Last week the California legislature voted for pension reform. In doing so, the Democratic Party announced they had passed sustainable pension reform. The Democratic Party now thinks they are entitled to ask voters to pass Proposition 30, which would increase taxes in order to “save our schools”.
The real problem remains; California public pensions have a half of a trillion dollars in unfunded liabilities and the pension reforms passed last week only save this state $30 to $60 billion over the next thirty years.
This reminds me of the story where a man had engine problems and the mechanic refused to fix the engine but insisted upon re-upholstering the leather seats. Everyone knew that the car needed a tune-up and that the mechanic was fully capable of taking care of the car. However, the mechanic refused to properly maintain the car because his friend owned the leather shop and the mechanic received a kickback every time he re-upholstered someone’s seats.
The moral of the story is that re-upholstering the seats does not fix a car’s mechanical problems. In the same way, minor cosmetic reforms do not cure a deeper unfunded public pension problem.
To be fair, Assembly Bill 340, Public Pension Reform, did address a few necessary areas. The bill ends the “spiking” of wages where employees are given big raises at the end of their career to inflate pensions and the bill also raises the retirement age. These areas will bring cost savings. A few of Governor Brown’s original 12-point plan passed, but most did not. One point I was hoping would have passed was a 401(K) hybrid approach to reducing the cost of pensions.
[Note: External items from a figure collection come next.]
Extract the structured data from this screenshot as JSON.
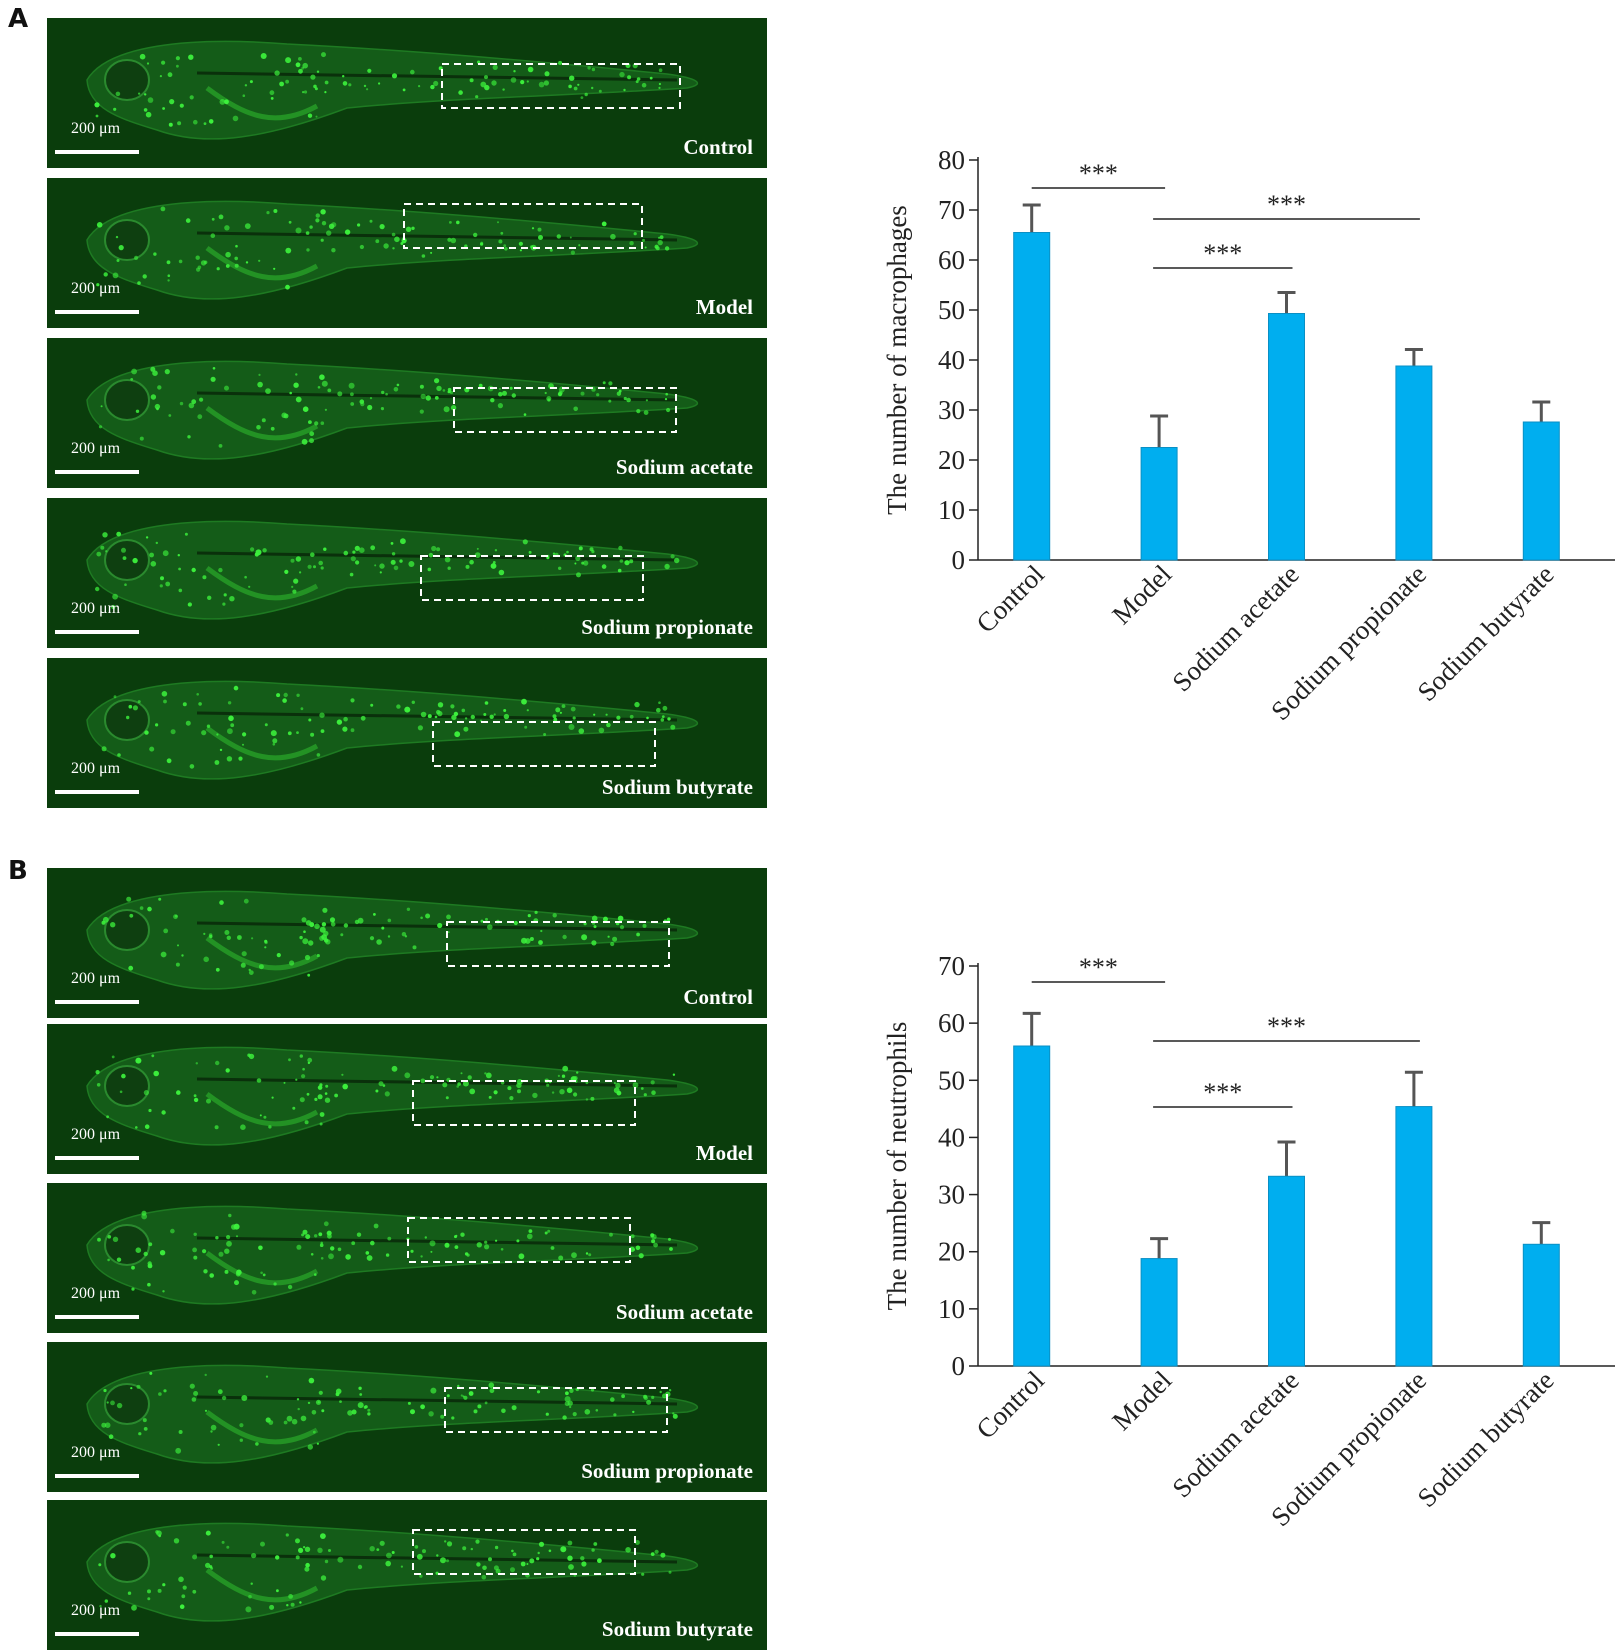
{
  "figure": {
    "panels": [
      {
        "letter": "A",
        "images": [
          {
            "label": "Control",
            "scale": "200 μm"
          },
          {
            "label": "Model",
            "scale": "200 μm"
          },
          {
            "label": "Sodium acetate",
            "scale": "200 μm"
          },
          {
            "label": "Sodium propionate",
            "scale": "200 μm"
          },
          {
            "label": "Sodium butyrate",
            "scale": "200 μm"
          }
        ]
      },
      {
        "letter": "B",
        "images": [
          {
            "label": "Control",
            "scale": "200 μm"
          },
          {
            "label": "Model",
            "scale": "200 μm"
          },
          {
            "label": "Sodium acetate",
            "scale": "200 μm"
          },
          {
            "label": "Sodium propionate",
            "scale": "200 μm"
          },
          {
            "label": "Sodium butyrate",
            "scale": "200 μm"
          }
        ]
      }
    ]
  },
  "colors": {
    "bar": "#00aeef",
    "error": "#555555",
    "fish_bg": "#0a3d0c",
    "fish_cells": "#3cf03c"
  },
  "chart_data": [
    {
      "type": "bar",
      "categories": [
        "Control",
        "Model",
        "Sodium acetate",
        "Sodium propionate",
        "Sodium butyrate"
      ],
      "values": [
        65.5,
        22.5,
        49.3,
        38.8,
        27.6
      ],
      "errors": [
        5.5,
        6.3,
        4.2,
        3.3,
        4.0
      ],
      "title": "",
      "xlabel": "",
      "ylabel": "The number of macrophages",
      "ylim": [
        0,
        80
      ],
      "yticks": [
        "0",
        "10",
        "20",
        "30",
        "40",
        "50",
        "60",
        "70",
        "80"
      ],
      "significance": [
        {
          "from": "Control",
          "to": "Model",
          "label": "***"
        },
        {
          "from": "Model",
          "to": "Sodium propionate",
          "label": "***"
        },
        {
          "from": "Model",
          "to": "Sodium acetate",
          "label": "***"
        }
      ],
      "grid": false
    },
    {
      "type": "bar",
      "categories": [
        "Control",
        "Model",
        "Sodium acetate",
        "Sodium propionate",
        "Sodium butyrate"
      ],
      "values": [
        56.0,
        18.8,
        33.2,
        45.4,
        21.3
      ],
      "errors": [
        5.7,
        3.5,
        6.0,
        6.0,
        3.8
      ],
      "title": "",
      "xlabel": "",
      "ylabel": "The number of neutrophils",
      "ylim": [
        0,
        70
      ],
      "yticks": [
        "0",
        "10",
        "20",
        "30",
        "40",
        "50",
        "60",
        "70"
      ],
      "significance": [
        {
          "from": "Control",
          "to": "Model",
          "label": "***"
        },
        {
          "from": "Model",
          "to": "Sodium propionate",
          "label": "***"
        },
        {
          "from": "Model",
          "to": "Sodium acetate",
          "label": "***"
        }
      ],
      "grid": false
    }
  ]
}
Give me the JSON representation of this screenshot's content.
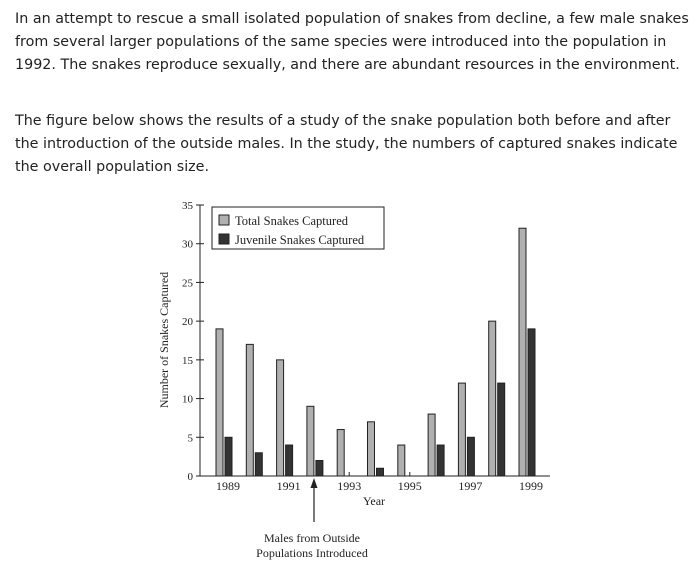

After reading the bill, I noticed a recurring sentence. “Beginning January 1, 2013, new employees” reveals why the present problem is not solved. New employees will have benefits capped and will pay one half of the cost of their pensions. While I am all for saving money, in order to have sustainable pension reforms, the voters of California need to be able to amend the Constitution to fix the public pension problem on public employee’s unearned future benefits.
When asked if the pension reform bill will be a lot of help, Chris Burdick, a pension reform expert, said “No.”
Governor Brown’s other motive for “pension reform” was to persuade the voters that Sacramento is working to make the state solvent once again. Sacramento has a well-deserved reputation for back room dealing, lack of transparency, and political pay backs. Governor Brown is hoping that with this gesture of reform we will all feel good, forget the sordid past, and vote for his proposed tax hikes so that the Boondoggle Train and other pet projects like the water tunnels channeling water to Los Angeles can be funded. I do not see Proposition 30 and pension reform as related in any way. While the pension reform is a start in the right direction, I still am opposed to Proposition 30.
It is time for the California legislature to become serious about solving some of California’s financial problems. California has the lowest credit rating at A-, (13 states have a perfect AAA credit rating). California is losing 4.9 Corporations each week to other states. California is experiencing 20.3% unemployment/underemployment. California has a $500,000,000 unfunded pension liability. Now the Democratic leadership thinks that their attempts to put a Band-Aid on gangrene should entitle them to be entrusted with more of your money. I think not.